La fantaisie comme necessite
Marco
PannellaCher
Andrea,
tu me demandes une
"préface" à ton livre
"Underground a pugno chiuso"
("Underground à poing levé"). (...)
Que veux-tu que je
fasse? Penses-tu vraiment que mon nom soit devenu
une marchandise bonne pour le marché des
acheteurs-lecteurs ou pour ceux que tu veux ou
voudrais amener à la lecture de ce livre? Non,
j'en ai la preuve, je sais que tu sais qu'il n'en
est pas ainsi. Toi tu ne lis pas mes
"écrits", les milliers de tracts
polycopiés, de communiqués de presse, de
feuillets du Parti radical; ce sont les seuls que
j'ai pu produire, écrits généralement en
l'espace d'une demi-heure pour des urgences
militantes, hier dans le chaos de la via XXIV
Maggio, aujourd'hui dans le chaos du 18 via Torre
Argentina.
Toi tu es un
révolutionnaire.

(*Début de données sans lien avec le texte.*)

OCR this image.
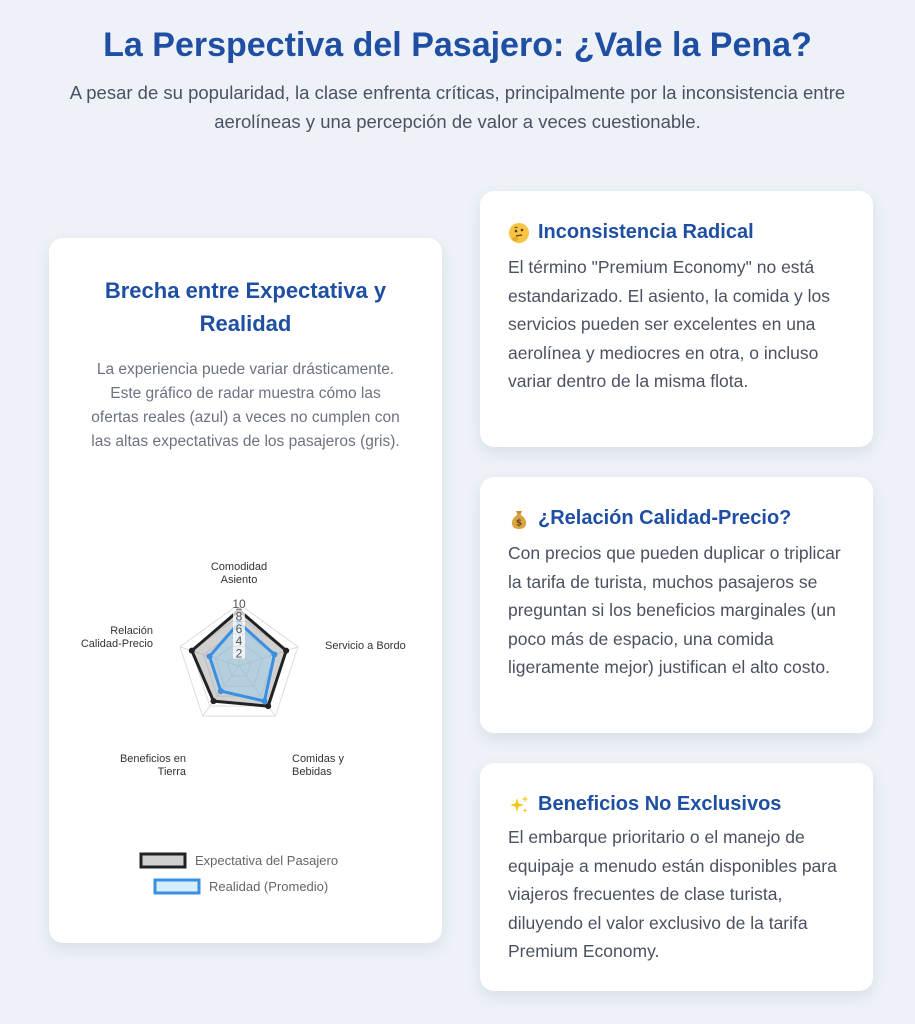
La Perspectiva del Pasajero: ¿Vale la Pena?

A pesar de su popularidad, la clase enfrenta críticas, principalmente por la inconsistencia entre aerolíneas y una percepción de valor a veces cuestionable.

Brecha entre Expectativa y Realidad

La experiencia puede variar drásticamente. Este gráfico de radar muestra cómo las ofertas reales (azul) a veces no cumplen con las altas expectativas de los pasajeros (gris).

2
4
6
8
10
Comodidad
Asiento
Servicio a Bordo
Comidas y
Bebidas
Beneficios en
Tierra
Relación
Calidad-Precio
Expectativa del Pasajero
Realidad (Promedio)
Inconsistencia Radical

El término "Premium Economy" no está estandarizado. El asiento, la comida y los servicios pueden ser excelentes en una aerolínea y mediocres en otra, o incluso variar dentro de la misma flota.

$ ¿Relación Calidad-Precio?

Con precios que pueden duplicar o triplicar la tarifa de turista, muchos pasajeros se preguntan si los beneficios marginales (un poco más de espacio, una comida ligeramente mejor) justifican el alto costo.

Beneficios No Exclusivos

El embarque prioritario o el manejo de equipaje a menudo están disponibles para viajeros frecuentes de clase turista, diluyendo el valor exclusivo de la tarifa Premium Economy.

Moi, par contre, j'aime les
objecteurs de conscience, les hors-la-loi du
mariage, les beatniks du sous-prolétariat
bourrés d'amphétamines, les tchécoslovaques du
printemps, les non-violents, les libertaires, les
croyants, les féministes, les homosexuels, les
bourgeois comme moi, les gens avec leur
"qualunquismo" (1) intelligent et leur
triste désespoir. J'aime les espoirs antiques,
tels que la femme et l'homme; les idéaux
politiques vieux comme le siècle des lumières,
la révolution bourgeoise, les chansons
anarchistes et l'idéologie de la Droite
historique (2). Je suis contre toute bombe, toute
armée, tout fusil, toute raison de renforcement,
même si seulement contingente, de l'Etat de
quelque type qu'il soit, tout sacrifice, mort ou
crime, surtout s'il est
"révolutionnaire". Je crois à la
parole qui s'écoute et qui se dit; aux histoires
que l'on raconte dans les cuisines, au lit, dans
les rues, au travail, lorsque l'on veut être
honnête et vraiment compris, plus qu'aux essais
et aux invectives, aux textes plus ou moins
sacrés et aux idéologies. Je crois, avant tout,
au dialogue et pas seulement au dialogue
"spirituel": je crois aux caresses, aux
étreintes, à la connaissance, comme des faits
non nécessairement d'évasion ou
individualistes, et plus ils m'apparaissent
"privés" d'autant plus je m'engage à
ce qu'ils soient reconnus comme publics et
politiques. Mais ce n'est pas ici la bonne
occasion pour expliquer à tes lecteurs ce qu'est
le Parti radical.
Je ne crois pas au
pouvoir et je répudie jusqu'à la fantaisie si
elle menace de l'occuper. Je ne crois pas aux
"voyages", peut-être parce que les
"vieux" nous assurent toujours qu'ils
"forment", (à leur image), la
jeunesse; de la même façon que l'armée et la
femme-école. Je ne crois pas au fusil: il y a
trop de choses splendides que nous pourrions, que
nous pourrons faire avec l'"ennemi" au
lieu de penser à l'éliminer. Et vous de
"Re Nudo" (3), vous dites "tout le
pouvoir au peuple", "herbe et
fusil". Cela ne me plaît pas. Tu le sais,
je ne suis pas d'accord.
Brouter ou fumer
de l'herbe ne m'intéresse pas pour la simple
raison que je le fais depuis longtemps. J'ai à
l'intérieur de moi-même une autoroute de
nicotine et de goudron qui le prouve, et sur
laquelle voyage vite autant de destruction,
d'évasion, de culpabilisation et de plaisir
épuisé et solitaire que ma mort en exige et en
obtient. Il m'apparaît certes logique de fumer
d'autres herbes moins nocives si elles plaisent
et de refuser de les payer très chères, sur le
marché, en famille, en société ou en prison.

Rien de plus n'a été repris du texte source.